On behalf of the International Society for Plant Pathology (ISPP), we are delighted to begin the first issue of Food Security with a Foreword by the Nobel Peace Laureate, Norman Borlaug. In this, he describes how the idea of a journal devoted to Food Security was born from initiatives taken at the International Congress of Plant Pathology in 1998. Further impetus came from an invitation to us to write a paper for the Annual Review of Phytopathology (43:83-116:2005) with the title “Plant disease: a threat to global food security”. In writing this we discovered that papers addressing the issue of food security extended into a multiplicity of disciplines and were widely scattered in the literature. Realising that a journal of Food Security would have to encompass all these disciplines and that its strength would lie in their synthesis we approached, through ISPP, a distinguished group of people concerned with the subject and were fortunate in being able to enlist their support as an Advisory Board (see inside front cover and http://www.isppweb.org/about_fs_flyer.asp#7). On behalf of ISPP, armed with the Advisory Board’s input and our literature survey, we approached the publisher, Springer, who were as enthusiastic about the project as we were. Now, a year on from our first meeting with Springer, the result is in your hands or on your screen!

Definition of food security and the means by which it can be measured are fundamental to the aims of the journal and these are the subjects of the first paper by Per Pinstrup-Andersen. There follows a series of six review papers. The first of these deals with the current food crisis from the perspective of governance, market functioning and investment in public goods. In the next two, the role of politics is developed: they are concerned with the political issues surrounding plants, the primary producers of food, and why famine persists in Africa. Despite the persistence of famine on that continent the next paper presents an optimistic view of agricultural development in Africa. The final two reviews deal with the conservation and provision of soil and water, two essentials for the growth of crop plants. In order to feed the planet’s human population, projected by some to stabilize at the end of this century at around 10 billion, can a sufficiently large area of soil be conserved and nurtured to provide a medium conducive to the growth of appropriate plants and will there be enough water to satisfy their needs as well as ours?

Three original papers follow in which food security issues in the Lower Mekong Basin, Ethiopia and Bangladesh are discussed. The first of these examines the spatial and temporal variability and trends of agricultural productivity in the riparian countries of the Lower Mekong Basin. Based upon data examined for the period 1993 to 2004, during which productivity increased, the authors draw the upbeat conclusion that there is considerable scope for further increases and that these countries will be able to maintain their current level of rice export despite the population growth projected for 2030. The second paper addresses concerns about sustainability and loss of agro-biodiversity in Developing Countries with work in Tigray, Ethiopia providing the data. The final paper describes a “bottom up” approach by which seed of a recently-released and higher yielding wheat variety, with increased heat and disease-tolerance, was stored, distributed and grown by poor and ultra poor farmers. The result was the dissemination of seed to more than 1,400 farmers and increases in income and food security for those participating in the scheme.

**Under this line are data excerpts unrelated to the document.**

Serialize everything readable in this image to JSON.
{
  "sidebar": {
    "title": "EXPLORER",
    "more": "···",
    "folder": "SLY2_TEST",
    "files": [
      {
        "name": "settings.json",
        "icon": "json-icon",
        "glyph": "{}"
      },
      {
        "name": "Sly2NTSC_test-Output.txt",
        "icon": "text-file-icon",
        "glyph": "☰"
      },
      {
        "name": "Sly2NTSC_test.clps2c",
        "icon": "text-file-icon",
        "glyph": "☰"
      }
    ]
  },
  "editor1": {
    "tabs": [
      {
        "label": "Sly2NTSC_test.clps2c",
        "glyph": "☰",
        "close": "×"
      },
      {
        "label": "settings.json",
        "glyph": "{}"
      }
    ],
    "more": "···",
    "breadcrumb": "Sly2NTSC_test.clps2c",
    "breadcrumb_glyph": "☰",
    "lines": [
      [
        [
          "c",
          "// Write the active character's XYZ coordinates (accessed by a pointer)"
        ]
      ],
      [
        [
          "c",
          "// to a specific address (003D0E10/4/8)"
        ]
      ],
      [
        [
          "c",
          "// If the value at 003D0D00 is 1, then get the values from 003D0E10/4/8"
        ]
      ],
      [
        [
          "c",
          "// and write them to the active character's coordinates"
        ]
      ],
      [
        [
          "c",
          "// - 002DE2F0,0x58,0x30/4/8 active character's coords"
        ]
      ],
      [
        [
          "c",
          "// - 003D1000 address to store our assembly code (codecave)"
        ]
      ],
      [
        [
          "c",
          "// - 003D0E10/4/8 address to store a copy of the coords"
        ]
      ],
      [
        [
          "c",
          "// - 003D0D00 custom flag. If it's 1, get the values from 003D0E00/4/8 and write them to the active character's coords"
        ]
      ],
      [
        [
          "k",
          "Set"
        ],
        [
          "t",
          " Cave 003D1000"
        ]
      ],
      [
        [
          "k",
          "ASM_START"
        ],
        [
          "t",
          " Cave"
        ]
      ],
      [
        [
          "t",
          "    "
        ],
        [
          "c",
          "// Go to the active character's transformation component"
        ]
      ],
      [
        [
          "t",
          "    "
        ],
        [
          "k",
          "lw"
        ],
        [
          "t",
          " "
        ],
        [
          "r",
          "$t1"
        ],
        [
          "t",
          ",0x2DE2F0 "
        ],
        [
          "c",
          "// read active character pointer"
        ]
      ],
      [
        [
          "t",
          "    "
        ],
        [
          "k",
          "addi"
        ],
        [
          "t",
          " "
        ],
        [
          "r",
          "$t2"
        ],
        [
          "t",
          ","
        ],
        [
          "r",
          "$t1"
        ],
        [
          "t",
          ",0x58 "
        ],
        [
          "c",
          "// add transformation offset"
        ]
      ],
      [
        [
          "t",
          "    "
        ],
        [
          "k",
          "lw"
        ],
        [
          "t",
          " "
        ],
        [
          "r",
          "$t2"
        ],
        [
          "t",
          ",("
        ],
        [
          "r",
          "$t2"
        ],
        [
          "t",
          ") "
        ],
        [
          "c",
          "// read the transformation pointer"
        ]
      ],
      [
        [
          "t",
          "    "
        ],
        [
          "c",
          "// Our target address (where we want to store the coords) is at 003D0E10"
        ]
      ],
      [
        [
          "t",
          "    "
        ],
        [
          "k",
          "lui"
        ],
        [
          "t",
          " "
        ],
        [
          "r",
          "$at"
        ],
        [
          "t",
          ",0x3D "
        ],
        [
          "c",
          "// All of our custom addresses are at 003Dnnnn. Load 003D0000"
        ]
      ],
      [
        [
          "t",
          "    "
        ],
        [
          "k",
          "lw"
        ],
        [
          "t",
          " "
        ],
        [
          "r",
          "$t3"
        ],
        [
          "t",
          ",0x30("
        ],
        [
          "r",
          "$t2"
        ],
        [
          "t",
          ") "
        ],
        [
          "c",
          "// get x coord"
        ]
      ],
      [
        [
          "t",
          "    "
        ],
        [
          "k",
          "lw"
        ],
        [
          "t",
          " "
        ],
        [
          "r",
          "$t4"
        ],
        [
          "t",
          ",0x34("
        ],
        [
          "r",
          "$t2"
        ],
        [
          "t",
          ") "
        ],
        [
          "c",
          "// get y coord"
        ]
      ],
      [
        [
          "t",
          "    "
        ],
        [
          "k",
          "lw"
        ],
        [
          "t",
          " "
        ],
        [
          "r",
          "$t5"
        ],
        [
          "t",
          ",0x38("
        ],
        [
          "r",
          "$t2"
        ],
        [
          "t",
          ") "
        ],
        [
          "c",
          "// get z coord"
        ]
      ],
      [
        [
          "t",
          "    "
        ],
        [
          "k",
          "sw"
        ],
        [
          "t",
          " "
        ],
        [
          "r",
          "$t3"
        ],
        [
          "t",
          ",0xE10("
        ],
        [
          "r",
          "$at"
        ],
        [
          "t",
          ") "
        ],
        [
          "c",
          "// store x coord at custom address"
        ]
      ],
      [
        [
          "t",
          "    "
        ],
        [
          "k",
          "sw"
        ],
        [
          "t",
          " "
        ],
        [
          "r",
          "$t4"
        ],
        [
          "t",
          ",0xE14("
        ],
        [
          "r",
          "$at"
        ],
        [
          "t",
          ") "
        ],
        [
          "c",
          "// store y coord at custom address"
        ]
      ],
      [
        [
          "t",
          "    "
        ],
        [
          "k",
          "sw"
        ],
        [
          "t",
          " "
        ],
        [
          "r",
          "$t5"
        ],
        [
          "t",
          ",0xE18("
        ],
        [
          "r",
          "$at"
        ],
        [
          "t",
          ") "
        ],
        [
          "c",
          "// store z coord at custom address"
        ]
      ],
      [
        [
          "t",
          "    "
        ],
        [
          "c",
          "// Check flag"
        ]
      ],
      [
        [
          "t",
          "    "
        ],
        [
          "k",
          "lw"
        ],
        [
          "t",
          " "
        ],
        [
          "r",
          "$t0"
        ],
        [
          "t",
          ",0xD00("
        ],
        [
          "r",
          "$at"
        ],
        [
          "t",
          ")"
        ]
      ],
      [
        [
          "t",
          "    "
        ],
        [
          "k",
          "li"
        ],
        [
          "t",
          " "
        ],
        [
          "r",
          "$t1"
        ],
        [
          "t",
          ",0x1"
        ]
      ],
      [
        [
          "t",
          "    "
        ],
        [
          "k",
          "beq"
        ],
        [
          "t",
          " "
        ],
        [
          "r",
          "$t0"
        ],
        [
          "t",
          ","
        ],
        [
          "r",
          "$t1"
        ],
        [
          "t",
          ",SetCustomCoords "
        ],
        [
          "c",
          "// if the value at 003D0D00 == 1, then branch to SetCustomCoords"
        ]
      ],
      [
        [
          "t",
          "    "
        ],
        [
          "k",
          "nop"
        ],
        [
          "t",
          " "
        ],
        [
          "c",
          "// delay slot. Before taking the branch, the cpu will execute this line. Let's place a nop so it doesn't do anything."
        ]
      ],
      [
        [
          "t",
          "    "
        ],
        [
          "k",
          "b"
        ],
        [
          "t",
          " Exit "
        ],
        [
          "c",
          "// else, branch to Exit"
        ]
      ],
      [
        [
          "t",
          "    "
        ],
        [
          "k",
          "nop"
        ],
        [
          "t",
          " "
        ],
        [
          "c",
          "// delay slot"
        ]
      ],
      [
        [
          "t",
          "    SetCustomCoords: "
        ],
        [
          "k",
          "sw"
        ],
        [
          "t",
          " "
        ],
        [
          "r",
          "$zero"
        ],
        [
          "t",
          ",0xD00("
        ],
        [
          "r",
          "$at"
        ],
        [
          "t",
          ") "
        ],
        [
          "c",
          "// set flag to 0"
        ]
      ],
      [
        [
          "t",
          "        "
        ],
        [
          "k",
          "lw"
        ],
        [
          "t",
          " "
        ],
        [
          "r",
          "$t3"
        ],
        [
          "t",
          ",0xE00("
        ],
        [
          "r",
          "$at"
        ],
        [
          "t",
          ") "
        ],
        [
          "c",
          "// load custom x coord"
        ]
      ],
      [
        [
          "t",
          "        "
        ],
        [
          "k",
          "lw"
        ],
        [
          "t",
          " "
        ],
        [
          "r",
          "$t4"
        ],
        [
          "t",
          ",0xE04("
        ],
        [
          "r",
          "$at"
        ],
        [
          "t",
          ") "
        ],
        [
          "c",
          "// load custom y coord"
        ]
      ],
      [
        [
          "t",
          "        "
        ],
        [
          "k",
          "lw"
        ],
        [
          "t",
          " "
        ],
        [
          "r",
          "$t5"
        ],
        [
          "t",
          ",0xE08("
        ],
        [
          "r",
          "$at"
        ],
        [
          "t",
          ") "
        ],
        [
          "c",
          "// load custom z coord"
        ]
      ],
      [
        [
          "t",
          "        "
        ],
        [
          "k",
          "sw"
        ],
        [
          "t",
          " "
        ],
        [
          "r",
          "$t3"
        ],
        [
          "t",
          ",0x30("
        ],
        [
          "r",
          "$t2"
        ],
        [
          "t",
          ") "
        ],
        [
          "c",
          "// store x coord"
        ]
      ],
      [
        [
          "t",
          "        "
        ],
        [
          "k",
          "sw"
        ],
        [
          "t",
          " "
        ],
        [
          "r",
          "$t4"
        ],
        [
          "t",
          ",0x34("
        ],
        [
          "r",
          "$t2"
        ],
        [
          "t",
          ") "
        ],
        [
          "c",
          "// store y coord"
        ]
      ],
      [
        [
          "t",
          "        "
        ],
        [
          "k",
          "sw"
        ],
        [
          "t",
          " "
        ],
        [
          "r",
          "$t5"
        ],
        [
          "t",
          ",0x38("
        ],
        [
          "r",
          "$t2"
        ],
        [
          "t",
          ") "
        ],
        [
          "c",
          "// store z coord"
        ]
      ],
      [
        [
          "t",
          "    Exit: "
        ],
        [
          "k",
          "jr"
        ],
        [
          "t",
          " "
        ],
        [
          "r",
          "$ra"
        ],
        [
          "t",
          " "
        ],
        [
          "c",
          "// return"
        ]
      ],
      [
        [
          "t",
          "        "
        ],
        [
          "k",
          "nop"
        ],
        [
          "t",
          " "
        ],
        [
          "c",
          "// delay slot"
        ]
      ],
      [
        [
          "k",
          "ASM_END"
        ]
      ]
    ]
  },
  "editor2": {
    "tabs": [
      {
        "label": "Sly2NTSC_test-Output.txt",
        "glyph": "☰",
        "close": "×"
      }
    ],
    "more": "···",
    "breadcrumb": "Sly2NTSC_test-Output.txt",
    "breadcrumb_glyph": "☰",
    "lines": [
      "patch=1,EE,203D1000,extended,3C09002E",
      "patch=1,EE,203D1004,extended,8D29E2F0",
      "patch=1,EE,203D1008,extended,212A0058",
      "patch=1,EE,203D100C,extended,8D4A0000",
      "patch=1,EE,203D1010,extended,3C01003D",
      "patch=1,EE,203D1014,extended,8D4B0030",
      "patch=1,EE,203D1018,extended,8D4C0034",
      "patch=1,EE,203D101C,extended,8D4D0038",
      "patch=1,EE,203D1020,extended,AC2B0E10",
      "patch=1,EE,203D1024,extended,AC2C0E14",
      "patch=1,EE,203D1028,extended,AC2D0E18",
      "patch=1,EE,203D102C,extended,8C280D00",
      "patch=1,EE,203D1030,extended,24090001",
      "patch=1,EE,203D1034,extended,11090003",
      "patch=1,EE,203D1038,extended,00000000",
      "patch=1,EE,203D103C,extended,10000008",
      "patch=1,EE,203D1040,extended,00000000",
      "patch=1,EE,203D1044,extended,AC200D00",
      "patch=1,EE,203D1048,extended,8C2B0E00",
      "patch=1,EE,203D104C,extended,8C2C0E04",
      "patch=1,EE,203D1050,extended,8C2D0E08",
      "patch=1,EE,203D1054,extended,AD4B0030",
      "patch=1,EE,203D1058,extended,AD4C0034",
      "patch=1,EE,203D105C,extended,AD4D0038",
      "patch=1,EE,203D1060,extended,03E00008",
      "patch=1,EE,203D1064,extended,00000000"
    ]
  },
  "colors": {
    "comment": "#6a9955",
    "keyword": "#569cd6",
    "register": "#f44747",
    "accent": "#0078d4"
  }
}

We hope that you will enjoy reading this first issue of Food Security and will be keen to delve into the next one which will include papers on the relationship between desertification and food security, assessment of food insecurity in low income food deficit countries and the role of the potato as a food security crop.

Richard Strange, Editor-in-Chief of Food Security

Richard Strange’s background is in Plant Pathology, a subject to which he was attracted by its relevance to food security and in which he has published over 90 papers and two books. He currently holds an Honorary Chair at University College London and an Honorary Fellowship at Birkbeck College, University of London. He has been involved with numerous overseas projects, several of which were located in different African countries, and has supervised Ph.D. students from these and other countries of the Developing World in topics directly concerned with plant disease problems affecting their food security.

Peter Scott, Chairman of the International Society for Plant Pathology’s Task Force on Global Food Security

Peter Scott’s background is also in Plant Pathology, originally working at the Plant Breeding Institute, Cambridge and at the Crop Research Division, DSIR, New Zealand on facultative fungal parasites of cereals. Subsequently, he became Managing Editor and then Director of Programme Development of CAB International, Wallingford, UK. He is a medallist of the British Crop Protection Council and was Chairman of the 7th International Congress of Plant Pathology, Edinburgh 1998. From 1998 to 2003 he was President of the International Society for Plant Pathology and is currently Chairman of the Society’s Task Force on Global Food Security.